Fig. 8: MT densification and fragmentation of Golgi in αMHC-MCM-Fktn-cKO (Fktn^flox/flox; αMHC-MCM^+/−) myocytes.

a Representative immunofluorescence images for MT (green) and GM130 (red) staining. Arrowheads show abnormally distributed GM130 signals. Scale bar, 50 μm (insets, 10 μm). b Electrical stimulation-induced (1 Hz) myocyte shortening (vehicle-intact, n = 101 cells from 5 mice; vehicle-colchicine, n = 40 cells from 4 mice; vehicle-ilimaquinone, n = 20 cells from 3 mice, tamoxifen-intact, n = 29 cells from 3 mice; tamoxifen-colchicine, n = 40 cells from 3 mice). c Representative images of immunoblots.
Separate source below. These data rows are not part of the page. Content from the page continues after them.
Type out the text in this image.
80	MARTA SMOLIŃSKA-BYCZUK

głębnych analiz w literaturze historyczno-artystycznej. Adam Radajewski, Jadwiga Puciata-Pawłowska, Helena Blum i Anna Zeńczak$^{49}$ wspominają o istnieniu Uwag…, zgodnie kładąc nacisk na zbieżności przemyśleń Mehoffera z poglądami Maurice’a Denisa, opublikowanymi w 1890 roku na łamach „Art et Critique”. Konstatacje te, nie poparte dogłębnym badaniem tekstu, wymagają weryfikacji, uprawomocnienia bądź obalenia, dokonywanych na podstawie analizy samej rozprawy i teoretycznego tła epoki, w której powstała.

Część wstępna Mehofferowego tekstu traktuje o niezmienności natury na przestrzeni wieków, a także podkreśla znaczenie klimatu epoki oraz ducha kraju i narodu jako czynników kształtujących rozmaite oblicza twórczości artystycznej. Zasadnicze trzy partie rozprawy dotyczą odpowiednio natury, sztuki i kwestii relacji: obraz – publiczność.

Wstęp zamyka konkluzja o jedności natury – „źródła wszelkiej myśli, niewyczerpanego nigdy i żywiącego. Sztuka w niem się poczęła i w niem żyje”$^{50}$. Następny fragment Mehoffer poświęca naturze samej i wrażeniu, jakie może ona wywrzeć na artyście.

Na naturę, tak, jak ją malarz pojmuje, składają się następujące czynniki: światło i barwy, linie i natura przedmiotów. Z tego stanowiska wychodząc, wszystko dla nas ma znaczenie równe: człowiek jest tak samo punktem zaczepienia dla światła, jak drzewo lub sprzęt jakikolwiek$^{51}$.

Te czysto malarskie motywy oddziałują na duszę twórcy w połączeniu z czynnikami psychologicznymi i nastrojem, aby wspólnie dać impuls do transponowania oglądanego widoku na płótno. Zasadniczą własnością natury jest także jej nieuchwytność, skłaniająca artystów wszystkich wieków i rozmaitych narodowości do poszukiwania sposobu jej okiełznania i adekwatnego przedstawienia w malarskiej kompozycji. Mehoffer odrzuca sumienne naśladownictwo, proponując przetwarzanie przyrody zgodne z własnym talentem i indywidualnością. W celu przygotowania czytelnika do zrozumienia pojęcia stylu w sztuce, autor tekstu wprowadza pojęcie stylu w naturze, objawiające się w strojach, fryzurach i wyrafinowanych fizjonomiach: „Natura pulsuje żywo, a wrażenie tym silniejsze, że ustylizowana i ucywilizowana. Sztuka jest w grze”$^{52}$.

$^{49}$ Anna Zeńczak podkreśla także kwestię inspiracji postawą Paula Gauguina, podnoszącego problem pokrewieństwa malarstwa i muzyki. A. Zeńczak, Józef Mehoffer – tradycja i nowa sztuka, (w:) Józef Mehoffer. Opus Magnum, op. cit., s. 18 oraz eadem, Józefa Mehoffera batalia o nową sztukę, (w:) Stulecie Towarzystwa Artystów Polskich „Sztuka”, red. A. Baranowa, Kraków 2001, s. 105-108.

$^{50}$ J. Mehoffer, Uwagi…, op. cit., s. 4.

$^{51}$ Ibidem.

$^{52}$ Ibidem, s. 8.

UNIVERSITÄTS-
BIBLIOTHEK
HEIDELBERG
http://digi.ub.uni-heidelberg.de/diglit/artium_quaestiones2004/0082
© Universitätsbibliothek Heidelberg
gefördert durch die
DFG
Phosphorylation level of PKD is shown relative to total PKD (n = 6 mice per group). *P < 0.05 vs. vehicle-treated floxed mice; ^#P < 0.05 between indicated groups based on Tukey–Kramer tests. d Normalized peak amplitudes (vehicle-intact, n = 32 cells from 4 mice; vehicle-colchicine, n = 39 cells from 3 mice; vehicle-ilimaquinone, n = 26 cells from 3 mice, tamoxifen-intact, n = 14 cells from 4 mice; tamoxifen-colchicine, n = 11 cells from 4 mice). e Contractile efficiency (vehicle-intact, n = 8 cells; vehicle-colchicine, n = 6 cells; vehicle-ilimaquinone, n = 6 cells, tamoxifen-intact, n = 5 cells; tamoxifen-colchicine, n = 6 cells from 3 mice per group). ^#P < 0.05 between indicated groups based on Tukey–Kramer tests (b, d, e).